Tout le monde, surpris de cette intervention détourna le regard de Louise pour le tourner vers le mari de sa sœur. Louise put enfin respirer, même si tout était relatif car son corset l'en empêchait. François-Antoine reprit :

- Ma merveilleuse femme attend un enfant.

Cette nouvelle fut suivie des plus vives acclamations et félicitations. Apparemment tout le monde aimait Marie à la cour. Même la marquise de Montespan semblait contente. Marie, fidèle à elle même, souriait à tout le monde et remerciait ceux qui la félicitaient. Elle semblait faite pour ce monde, contrairement à Louise.

Le roi semblait également ravi de cette nouvelle et applaudit. Tout le monde l'imita et Marie fut envahie de compliments.

Louise fit ce que sa sœur lui avait conseillé et feignit la surprise. Elle applaudit également comme tous les autres courtisans. Elle remarqua alors que seul Arthur n'applaudissait pas.

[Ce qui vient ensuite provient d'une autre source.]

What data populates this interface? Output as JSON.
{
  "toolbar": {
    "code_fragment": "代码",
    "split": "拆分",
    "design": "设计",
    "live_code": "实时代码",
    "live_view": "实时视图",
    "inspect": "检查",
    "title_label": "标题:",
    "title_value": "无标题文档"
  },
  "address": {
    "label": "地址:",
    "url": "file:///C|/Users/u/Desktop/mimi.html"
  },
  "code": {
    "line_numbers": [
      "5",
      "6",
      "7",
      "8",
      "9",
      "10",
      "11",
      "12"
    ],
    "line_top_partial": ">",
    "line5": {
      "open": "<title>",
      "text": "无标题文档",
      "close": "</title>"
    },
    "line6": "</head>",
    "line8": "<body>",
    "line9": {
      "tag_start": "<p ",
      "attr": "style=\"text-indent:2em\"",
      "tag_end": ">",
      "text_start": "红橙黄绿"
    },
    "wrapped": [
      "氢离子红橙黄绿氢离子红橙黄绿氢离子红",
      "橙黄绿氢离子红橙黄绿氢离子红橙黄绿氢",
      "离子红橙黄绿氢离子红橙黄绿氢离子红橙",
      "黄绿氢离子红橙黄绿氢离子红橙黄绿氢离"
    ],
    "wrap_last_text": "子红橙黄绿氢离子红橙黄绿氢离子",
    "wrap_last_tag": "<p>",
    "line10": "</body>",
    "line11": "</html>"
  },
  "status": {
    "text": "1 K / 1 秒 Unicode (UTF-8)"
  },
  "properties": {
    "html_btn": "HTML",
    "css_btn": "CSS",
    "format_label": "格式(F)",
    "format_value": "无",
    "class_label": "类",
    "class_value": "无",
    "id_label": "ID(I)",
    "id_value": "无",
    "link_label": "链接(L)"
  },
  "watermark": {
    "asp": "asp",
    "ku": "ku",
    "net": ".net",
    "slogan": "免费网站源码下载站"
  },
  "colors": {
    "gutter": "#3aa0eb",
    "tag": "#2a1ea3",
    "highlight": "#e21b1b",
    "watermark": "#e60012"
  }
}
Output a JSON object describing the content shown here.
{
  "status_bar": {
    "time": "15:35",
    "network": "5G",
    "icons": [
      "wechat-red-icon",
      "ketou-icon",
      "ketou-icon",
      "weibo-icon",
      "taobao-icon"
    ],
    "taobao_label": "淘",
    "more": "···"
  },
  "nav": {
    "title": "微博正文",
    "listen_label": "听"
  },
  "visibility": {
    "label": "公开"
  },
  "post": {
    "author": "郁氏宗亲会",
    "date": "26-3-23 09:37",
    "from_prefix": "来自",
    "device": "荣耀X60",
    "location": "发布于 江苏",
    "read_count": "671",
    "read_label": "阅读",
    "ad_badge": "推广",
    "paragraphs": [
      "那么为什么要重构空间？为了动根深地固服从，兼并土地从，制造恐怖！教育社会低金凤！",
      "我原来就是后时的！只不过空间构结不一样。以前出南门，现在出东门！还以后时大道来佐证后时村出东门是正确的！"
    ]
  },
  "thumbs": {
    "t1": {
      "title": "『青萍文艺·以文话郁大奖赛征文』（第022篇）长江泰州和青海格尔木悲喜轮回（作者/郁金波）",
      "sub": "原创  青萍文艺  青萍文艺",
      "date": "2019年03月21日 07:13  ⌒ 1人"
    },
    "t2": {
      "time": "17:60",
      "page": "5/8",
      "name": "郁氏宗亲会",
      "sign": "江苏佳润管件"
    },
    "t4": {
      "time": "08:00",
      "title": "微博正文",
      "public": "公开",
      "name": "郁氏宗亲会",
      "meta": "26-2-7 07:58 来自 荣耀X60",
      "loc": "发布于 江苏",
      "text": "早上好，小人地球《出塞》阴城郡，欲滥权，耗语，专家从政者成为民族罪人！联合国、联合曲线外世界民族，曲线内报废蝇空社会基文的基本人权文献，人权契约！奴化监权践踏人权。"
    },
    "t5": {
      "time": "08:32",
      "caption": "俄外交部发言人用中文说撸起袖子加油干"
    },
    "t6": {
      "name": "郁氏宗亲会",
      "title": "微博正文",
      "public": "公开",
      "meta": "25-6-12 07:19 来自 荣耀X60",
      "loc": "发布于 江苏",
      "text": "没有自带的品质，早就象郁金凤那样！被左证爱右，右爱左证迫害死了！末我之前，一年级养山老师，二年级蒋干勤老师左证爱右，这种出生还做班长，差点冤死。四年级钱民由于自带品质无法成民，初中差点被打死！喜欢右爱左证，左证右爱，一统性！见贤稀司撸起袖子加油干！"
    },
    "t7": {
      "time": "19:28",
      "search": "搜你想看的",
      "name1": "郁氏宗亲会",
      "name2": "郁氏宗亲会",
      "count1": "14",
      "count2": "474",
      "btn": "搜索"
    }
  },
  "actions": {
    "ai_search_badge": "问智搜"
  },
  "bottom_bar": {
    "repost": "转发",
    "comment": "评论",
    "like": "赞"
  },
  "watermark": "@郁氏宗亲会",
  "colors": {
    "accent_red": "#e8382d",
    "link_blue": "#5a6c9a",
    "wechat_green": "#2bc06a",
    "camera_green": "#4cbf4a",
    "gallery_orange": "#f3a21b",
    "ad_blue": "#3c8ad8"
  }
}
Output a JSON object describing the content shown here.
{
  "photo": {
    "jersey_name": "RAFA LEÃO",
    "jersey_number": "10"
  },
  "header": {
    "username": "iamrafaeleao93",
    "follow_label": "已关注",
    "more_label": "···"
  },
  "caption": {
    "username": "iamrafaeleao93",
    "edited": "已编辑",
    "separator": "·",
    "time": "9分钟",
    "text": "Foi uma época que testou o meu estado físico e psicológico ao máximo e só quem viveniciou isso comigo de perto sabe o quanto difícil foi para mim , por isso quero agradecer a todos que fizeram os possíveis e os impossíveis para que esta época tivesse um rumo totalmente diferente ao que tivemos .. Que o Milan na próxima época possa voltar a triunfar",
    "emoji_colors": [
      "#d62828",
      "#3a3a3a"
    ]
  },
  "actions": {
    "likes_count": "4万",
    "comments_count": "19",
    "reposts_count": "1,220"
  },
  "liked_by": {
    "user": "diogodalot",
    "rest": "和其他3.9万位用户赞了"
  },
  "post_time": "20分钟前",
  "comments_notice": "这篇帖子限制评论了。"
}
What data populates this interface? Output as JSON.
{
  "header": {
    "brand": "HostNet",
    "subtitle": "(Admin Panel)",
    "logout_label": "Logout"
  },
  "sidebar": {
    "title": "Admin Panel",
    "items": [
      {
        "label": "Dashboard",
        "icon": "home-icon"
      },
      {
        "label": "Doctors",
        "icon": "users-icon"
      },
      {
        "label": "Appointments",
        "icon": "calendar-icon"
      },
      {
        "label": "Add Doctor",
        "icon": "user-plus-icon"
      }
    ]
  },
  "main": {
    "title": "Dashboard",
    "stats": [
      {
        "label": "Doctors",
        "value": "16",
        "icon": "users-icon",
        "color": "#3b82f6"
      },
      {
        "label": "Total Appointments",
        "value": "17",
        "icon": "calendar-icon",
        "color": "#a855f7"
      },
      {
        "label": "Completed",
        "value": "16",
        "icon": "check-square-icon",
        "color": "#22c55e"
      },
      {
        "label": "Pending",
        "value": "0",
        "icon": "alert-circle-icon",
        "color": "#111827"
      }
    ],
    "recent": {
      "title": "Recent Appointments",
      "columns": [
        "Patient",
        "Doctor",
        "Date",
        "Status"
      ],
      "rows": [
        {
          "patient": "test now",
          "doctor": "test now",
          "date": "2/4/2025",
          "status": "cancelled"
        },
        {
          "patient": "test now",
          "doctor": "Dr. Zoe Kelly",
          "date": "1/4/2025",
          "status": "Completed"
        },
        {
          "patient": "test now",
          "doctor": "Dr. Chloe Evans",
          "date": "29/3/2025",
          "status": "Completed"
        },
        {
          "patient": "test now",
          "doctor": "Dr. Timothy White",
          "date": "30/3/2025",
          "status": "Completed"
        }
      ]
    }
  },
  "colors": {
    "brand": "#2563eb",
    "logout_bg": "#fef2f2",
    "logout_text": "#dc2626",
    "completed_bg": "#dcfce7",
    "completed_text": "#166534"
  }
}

Décidément, je ne comprendrais jamais cet homme !

Louis XIV coupa court aux applaudissements en prenant la parole :

- Je me réjouis de cette heureuse nouvelle. J'ai moi même une surprise. Et elle nous attend dans la salle principale du château.

Le roi se leva et tout le monde l'imita. Il chuchota un ordre à un serviteur et s'avança vers la sortie de la salle. Il prit tout le monde au dépourvu mais chacun savait ce qu'il avait à faire. Louise, elle, était perdue.

- Il faut le suivre, lui chuchota Elizabeth.

- Oh. Merci.

Elles le suivirent jusqu'à la salle principale que Louise ne reconnut pas. Elle était (presque) sûre qu'elle était déjà passée par ici. Mais la pièce ne ressemblait plus du tout à son souvenir. Une scène en bois avait été installée entre les deux immenses escaliers de marbres. Et des fauteuils - une cinquantaine environ - avaient été installés en face de la scène.
Tous les courtisans semblèrent trouver cela normal et il s'installèrent. Louise allait faire de même quand la duchesse de Cambridge, qui la suivait toujours, l'arrêta :

- Tu ne peux pas t'asseoir n'importe où. Il y a un plan précis.

- Mais alors, où dois-je me mettre ?

- Je n'en sais rien. C'est au roi de décider. Fais en sorte qu'il te voie pour qu'il t'attribue une place. Sinon, s'il t'a oubliée, tu devras passer la soirée debout.

Louise pensa à ce moment que le roi était vraiment le centre de ce monde. Mais elle n'eut pas le temps d'approfondir sa pensée car un valet s'approcha d'elle.

- Mademoiselle de Brissac, le roi à un message pour vous.
Il lui tendit un morceau de papier cacheté par le sceau du roi, puis tourna les talons et partit.

Louise, qui pensait que le roi lui avait attribué une place, ouvrit la lettre. Ce qu'elle lut a l'intérieur lui glaça le sang.

Vous resterez debout et penserez à ne plus irriter le Roi.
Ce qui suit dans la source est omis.